Another Canadian smelter, CEZ, will produce 15,000 tonnes less than expected this year due to unplanned maintenance in the second quarter and “filtration capacity limitations”, according to owner Noranda Income Fund’s Q2 report.
Across the border, the 155,000-tonnes-per-year Mooresboro refinery in North Carolina is still out of action after an April fire. Gone for good is Russia’s 110,000-tonnes-per-year Electrozinc smelter after a devastating fire in October last year. None of these closures would be individually enough to cause supply-chain disruption.
Cumulatively, however, they are acting to slow the surplus in mined raw materials transitioning into a surplus of metal.
The only place in which zinc production is performing to script is China.
“Smelter ramp-up in China is progressing strongly as we have been expecting with (National Bureau of Statistics) data indicating more than 8% growth in output year-on-year through August,” according to analysts at JPMorgan.

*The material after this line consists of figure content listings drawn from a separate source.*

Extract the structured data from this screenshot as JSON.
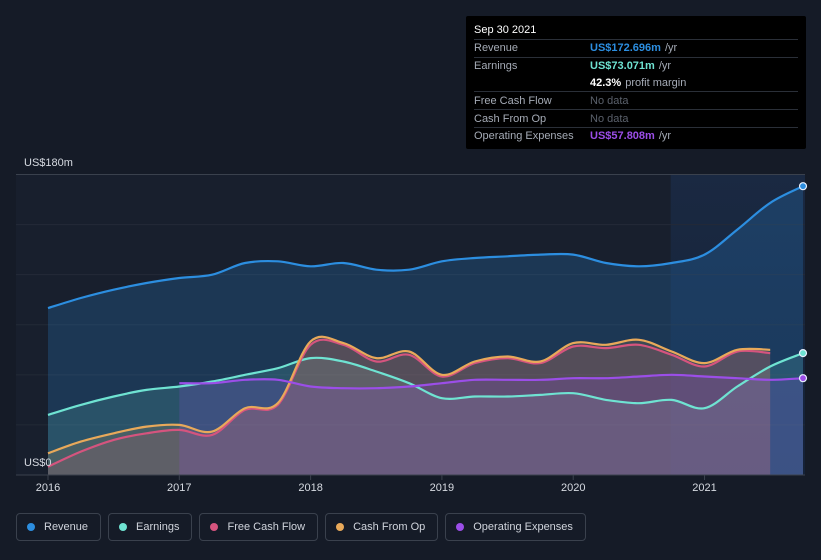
{
  "chart_data": {
    "type": "area",
    "y_max_label": "US$180m",
    "y_min_label": "US$0",
    "ylim": [
      0,
      180
    ],
    "xlim": [
      2016.0,
      2021.75
    ],
    "x_ticks": [
      "2016",
      "2017",
      "2018",
      "2019",
      "2020",
      "2021"
    ],
    "x_tick_values": [
      2016,
      2017,
      2018,
      2019,
      2020,
      2021
    ],
    "highlight_start": 2020.75,
    "series": [
      {
        "key": "revenue",
        "name": "Revenue",
        "color": "#2c8ee0",
        "x": [
          2016.0,
          2016.25,
          2016.5,
          2016.75,
          2017.0,
          2017.25,
          2017.5,
          2017.75,
          2018.0,
          2018.25,
          2018.5,
          2018.75,
          2019.0,
          2019.25,
          2019.5,
          2019.75,
          2020.0,
          2020.25,
          2020.5,
          2020.75,
          2021.0,
          2021.25,
          2021.5,
          2021.75
        ],
        "values": [
          100,
          106,
          111,
          115,
          118,
          120,
          127,
          128,
          125,
          127,
          123,
          123,
          128,
          130,
          131,
          132,
          132,
          127,
          125,
          127,
          132,
          147,
          163,
          173
        ]
      },
      {
        "key": "earnings",
        "name": "Earnings",
        "color": "#6fe3d2",
        "x": [
          2016.0,
          2016.25,
          2016.5,
          2016.75,
          2017.0,
          2017.25,
          2017.5,
          2017.75,
          2018.0,
          2018.25,
          2018.5,
          2018.75,
          2019.0,
          2019.25,
          2019.5,
          2019.75,
          2020.0,
          2020.25,
          2020.5,
          2020.75,
          2021.0,
          2021.25,
          2021.5,
          2021.75
        ],
        "values": [
          36,
          42,
          47,
          51,
          53,
          56,
          60,
          64,
          70,
          68,
          62,
          55,
          46,
          47,
          47,
          48,
          49,
          45,
          43,
          45,
          40,
          53,
          65,
          73
        ]
      },
      {
        "key": "free_cash_flow",
        "name": "Free Cash Flow",
        "color": "#d5547e",
        "x": [
          2016.0,
          2016.25,
          2016.5,
          2016.75,
          2017.0,
          2017.25,
          2017.5,
          2017.75,
          2018.0,
          2018.25,
          2018.5,
          2018.75,
          2019.0,
          2019.25,
          2019.5,
          2019.75,
          2020.0,
          2020.25,
          2020.5,
          2020.75,
          2021.0,
          2021.25,
          2021.5
        ],
        "values": [
          5,
          14,
          21,
          25,
          27,
          24,
          39,
          42,
          78,
          78,
          68,
          72,
          59,
          67,
          70,
          67,
          77,
          76,
          78,
          72,
          65,
          74,
          73
        ]
      },
      {
        "key": "cash_from_op",
        "name": "Cash From Op",
        "color": "#e8a95a",
        "x": [
          2016.0,
          2016.25,
          2016.5,
          2016.75,
          2017.0,
          2017.25,
          2017.5,
          2017.75,
          2018.0,
          2018.25,
          2018.5,
          2018.75,
          2019.0,
          2019.25,
          2019.5,
          2019.75,
          2020.0,
          2020.25,
          2020.5,
          2020.75,
          2021.0,
          2021.25,
          2021.5
        ],
        "values": [
          13,
          20,
          25,
          29,
          30,
          26,
          40,
          43,
          80,
          79,
          70,
          74,
          60,
          68,
          71,
          68,
          79,
          78,
          81,
          74,
          67,
          75,
          75
        ]
      },
      {
        "key": "operating_expenses",
        "name": "Operating Expenses",
        "color": "#9b4ee8",
        "x": [
          2017.0,
          2017.25,
          2017.5,
          2017.75,
          2018.0,
          2018.25,
          2018.5,
          2018.75,
          2019.0,
          2019.25,
          2019.5,
          2019.75,
          2020.0,
          2020.25,
          2020.5,
          2020.75,
          2021.0,
          2021.25,
          2021.5,
          2021.75
        ],
        "values": [
          55,
          55,
          57,
          57,
          53,
          52,
          52,
          53,
          55,
          57,
          57,
          57,
          58,
          58,
          59,
          60,
          59,
          58,
          57,
          58
        ]
      }
    ]
  },
  "tooltip": {
    "date": "Sep 30 2021",
    "rows": [
      {
        "label": "Revenue",
        "value": "US$172.696m",
        "unit": "/yr",
        "color": "#2c8ee0"
      },
      {
        "label": "Earnings",
        "value": "US$73.071m",
        "unit": "/yr",
        "color": "#6fe3d2"
      },
      {
        "label": "",
        "value": "42.3%",
        "unit": "profit margin",
        "color": "#ffffff"
      },
      {
        "label": "Free Cash Flow",
        "value": "No data",
        "unit": "",
        "color": ""
      },
      {
        "label": "Cash From Op",
        "value": "No data",
        "unit": "",
        "color": ""
      },
      {
        "label": "Operating Expenses",
        "value": "US$57.808m",
        "unit": "/yr",
        "color": "#9b4ee8"
      }
    ]
  },
  "legend": [
    {
      "label": "Revenue",
      "color": "#2c8ee0"
    },
    {
      "label": "Earnings",
      "color": "#6fe3d2"
    },
    {
      "label": "Free Cash Flow",
      "color": "#d5547e"
    },
    {
      "label": "Cash From Op",
      "color": "#e8a95a"
    },
    {
      "label": "Operating Expenses",
      "color": "#9b4ee8"
    }
  ]
}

The bank expects China’s refined zinc production to rise by 6.5% this year as higher charges for converting mined concentrates into metal incentivise Chinese smelters to lift operating rates. China’s smelters may be doing what everyone expected but there are three curiosities in the Chinese zinc market right now. The first is the surprisingly low level of concentrate imports, which were down 1.3% year-on-year in the first eight months of 2019.
The inference is that Chinese smelters have been relying on domestic mines or drawing down stocks rather than feasting on Western mine surplus. The second anomaly is the lack of build in visible Shanghai exchange stocks. At 70,172 tonnes they are up 50,000 tonnes from a very low base at the start of January but some way off the year-to-date peak of 124,000 tonnes in March.
Which begs the question of where all the metal is going, given zinc demand is not immune to ongoing weakness in China’s automotive and manufacturing sectors.
The lack of visible stock build may be the reason for the third curiosity, namely China’s continued strong imports of refined zinc.These have risen 23% to 449,000 tonnes so far this year, with August’s tally of 67,600 tonnes the highest monthly total since April.
The largest part of those August imports, 43,000 tonnes, went into bonded warehouses, which might be the very first sign that China’s appetite for imported zinc is fading. But for now, hard evidence of surplus in the Chinese market is as elusive as it is in the West.
London Metal Exchange (LME) stocks remain desperately low at 61,625 tonnes, less than two days’ worth of global usage.
Arrivals have been few and far between, while departures are running daily with another 18,825 tonnes in the cancelled category awaiting physical load-out.
LME time-spreads have tightened over the last month, the benchmark cash-to-three-months period closing Monday valued at a $24-per-tonne backwardation.
“Visible and undisputable signs of the growing refined surplus are taking a long while to emerge,” concedes JPMorgan.
The bank is forecasting an average price of $2,250 per tonne this quarter, “only slightly lower than spot, to account for a bit more sideways trading in the near term as market participants wait for stronger evidence of surplus”. LME three-month zinc is currently trading around $2,430 per tonne.


n Andy Home is a columnist for Reuters. The views expressed are those of the author.